Kaldı ki rahmetli Atatürkün Batı hakkında ne düşündüğünü bildikleri halde.
Milleti,tarihi ve değerleri ile barışık bir medya özlemini duyuyoruz.
Milli değerlerini basın yoluyla birilerine peşkeş çeken sorumsuz kalemler artık istemiyoruz.
Ard niyetlerini saklayarak bu Milleti aptal yurduna koyan kan emici fikir yoksunlarının artık bu güzelim ülkede cambazlık yapmasına tahammül edemiyoruz.

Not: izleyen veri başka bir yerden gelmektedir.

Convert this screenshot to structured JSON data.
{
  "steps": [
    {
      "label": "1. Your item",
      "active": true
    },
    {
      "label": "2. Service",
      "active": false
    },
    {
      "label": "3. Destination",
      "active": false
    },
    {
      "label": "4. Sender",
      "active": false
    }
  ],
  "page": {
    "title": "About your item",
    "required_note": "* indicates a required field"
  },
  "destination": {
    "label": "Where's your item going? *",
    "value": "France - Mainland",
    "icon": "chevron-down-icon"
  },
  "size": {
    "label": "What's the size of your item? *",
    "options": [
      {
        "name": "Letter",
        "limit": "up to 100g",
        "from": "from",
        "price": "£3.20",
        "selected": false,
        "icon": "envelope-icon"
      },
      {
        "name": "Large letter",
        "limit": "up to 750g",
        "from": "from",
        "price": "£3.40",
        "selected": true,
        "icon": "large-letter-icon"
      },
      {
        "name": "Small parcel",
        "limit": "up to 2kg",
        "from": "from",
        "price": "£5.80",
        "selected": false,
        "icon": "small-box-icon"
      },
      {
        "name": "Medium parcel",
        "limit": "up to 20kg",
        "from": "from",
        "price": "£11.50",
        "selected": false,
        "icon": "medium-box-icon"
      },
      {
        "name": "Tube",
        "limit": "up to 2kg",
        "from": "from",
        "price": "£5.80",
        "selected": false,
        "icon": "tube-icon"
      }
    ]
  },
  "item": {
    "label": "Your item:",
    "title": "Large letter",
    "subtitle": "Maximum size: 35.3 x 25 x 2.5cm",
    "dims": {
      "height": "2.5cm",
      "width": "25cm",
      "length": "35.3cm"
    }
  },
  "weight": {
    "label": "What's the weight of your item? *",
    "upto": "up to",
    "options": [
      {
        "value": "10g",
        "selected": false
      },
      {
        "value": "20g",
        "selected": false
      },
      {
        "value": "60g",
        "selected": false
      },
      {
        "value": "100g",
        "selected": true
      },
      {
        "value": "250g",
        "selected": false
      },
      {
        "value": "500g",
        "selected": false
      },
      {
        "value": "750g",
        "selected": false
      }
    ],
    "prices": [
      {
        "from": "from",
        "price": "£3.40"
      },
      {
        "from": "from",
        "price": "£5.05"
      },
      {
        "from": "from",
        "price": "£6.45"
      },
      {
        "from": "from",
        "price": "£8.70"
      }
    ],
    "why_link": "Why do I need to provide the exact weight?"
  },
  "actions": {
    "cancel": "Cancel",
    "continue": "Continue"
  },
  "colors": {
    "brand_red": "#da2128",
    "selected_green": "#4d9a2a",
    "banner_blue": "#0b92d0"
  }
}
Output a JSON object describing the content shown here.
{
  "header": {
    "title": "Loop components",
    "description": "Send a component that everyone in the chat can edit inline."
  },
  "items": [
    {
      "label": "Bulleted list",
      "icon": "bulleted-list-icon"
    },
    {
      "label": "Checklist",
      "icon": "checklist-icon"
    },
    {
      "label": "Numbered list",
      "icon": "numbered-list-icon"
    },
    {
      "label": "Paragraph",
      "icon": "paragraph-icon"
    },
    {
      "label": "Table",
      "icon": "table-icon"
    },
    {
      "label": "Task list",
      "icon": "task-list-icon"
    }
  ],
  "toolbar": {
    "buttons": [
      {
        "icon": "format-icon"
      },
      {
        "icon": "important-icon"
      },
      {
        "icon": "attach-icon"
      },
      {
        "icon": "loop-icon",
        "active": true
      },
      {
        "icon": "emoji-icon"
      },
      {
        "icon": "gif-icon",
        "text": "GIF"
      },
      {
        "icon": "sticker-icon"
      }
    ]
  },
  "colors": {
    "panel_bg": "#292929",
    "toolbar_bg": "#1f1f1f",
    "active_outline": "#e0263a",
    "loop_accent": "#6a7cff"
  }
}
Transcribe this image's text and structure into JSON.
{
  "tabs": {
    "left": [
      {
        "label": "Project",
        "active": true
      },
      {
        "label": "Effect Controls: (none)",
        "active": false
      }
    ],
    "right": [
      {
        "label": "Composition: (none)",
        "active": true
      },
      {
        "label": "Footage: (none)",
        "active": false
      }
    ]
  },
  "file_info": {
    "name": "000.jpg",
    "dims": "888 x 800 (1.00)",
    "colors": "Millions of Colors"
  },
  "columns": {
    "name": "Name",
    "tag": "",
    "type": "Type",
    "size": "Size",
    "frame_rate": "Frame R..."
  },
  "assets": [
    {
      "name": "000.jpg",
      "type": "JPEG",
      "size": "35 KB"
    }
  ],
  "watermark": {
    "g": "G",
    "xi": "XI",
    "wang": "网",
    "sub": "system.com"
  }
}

Bugün neredeyse üçyüz milyonu geçkin nüfusu ile dünyada söz sahibi olan A.B.D de basın var.
Fakat orada ülke menfatine ters düşen ufak veya büyük bir hadiseyi kapatabilen, görmezlikden gelen duyarlı bir medya sözkonusu.
Önemli sosyal olaylar toplumun önüne sunularak tarafsız olunması gerekirken bizdeki birtakım medya kendi yalanlarında ısrar etmeye devam ediyor.
Adına çağdaşlık dediğimiz bu düzen içinde birileri bizleri derinden düşündürüyor.
Fakat bir gerçek var ki bugün söz sahibi bir takım medya Türk gibi düşünmüyor yada Türk değil.
Basının bu kadar serbest olması, güç içinde güç haline gelmesine ve neredeyse kendi egemenlik düzenini yaratmasına sebep oluyor.
Ve bir ülke içinde bana göre en büyük silahı ellerinde bulundurduklarından bir güç haline gelebiliyor ve sözlerini geçirtebiliyorlar.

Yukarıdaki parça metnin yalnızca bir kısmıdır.